An accurate liquid biopsy cancer screening in the UK and consequent early treatment for cancer positives would save thousands of lives and millions of pounds. But the NHS is presently overwhelmed, understaffed and underfunded and, thanks to the ever-growing pressure of rising demand, it is not coping with acute cases, let alone belated or cancelled treatment and diagnostic procedures. And this does not include the potential cost of funding and operating universal blood tests for those people who don’t actually realise that they are sickening with a previously undetected cancer.
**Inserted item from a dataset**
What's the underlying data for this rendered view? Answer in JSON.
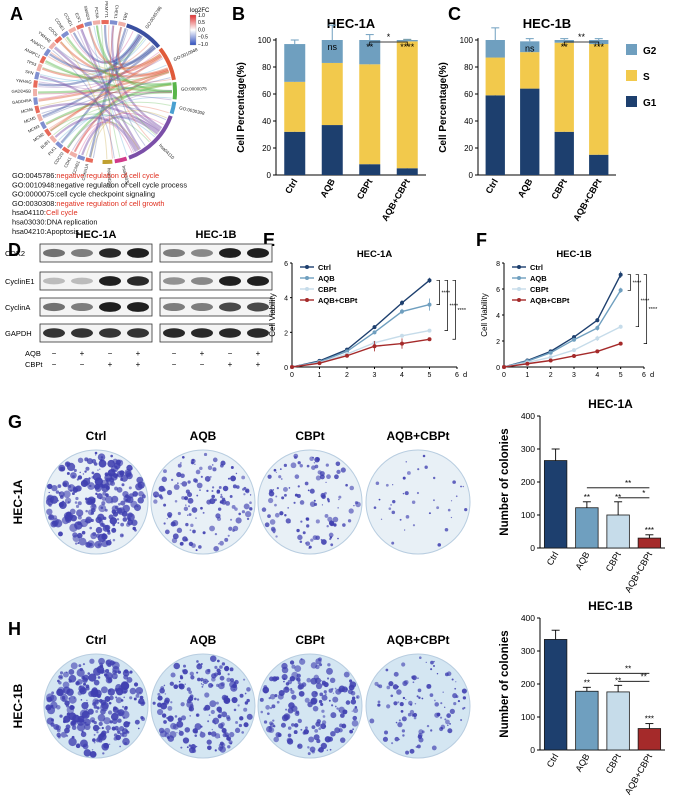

Perhaps, by the time accurate liquid biopsy tests envisaged by Drs Vogelstein and Klein have been perfected for cancer detection, we shall have an adequately funded and fully staffed NHS that can make them universally available to those over 40.

Extensive time-consuming clinical research into liquid biopsies is underway in USA and the University of Manchester’s Research Centre in UK to find that Holy Grail of accurate comprehensive early stage cancer detection by means other than X-rays, colonoscopy or pap smears. However Press headlines about cancer detection progress rarely mention the research timescales and cost. These studies take considerable time and money, as will the additional multi-centre research over the next five or ten years to evaluate and confirm a genetic blood test as fit for purpose, before any universal screening test can be implemented.
We need to keep funding this exciting research to advance the science of liquid biopsies. The research has come a long way in the past five years, but we still have a long way to go.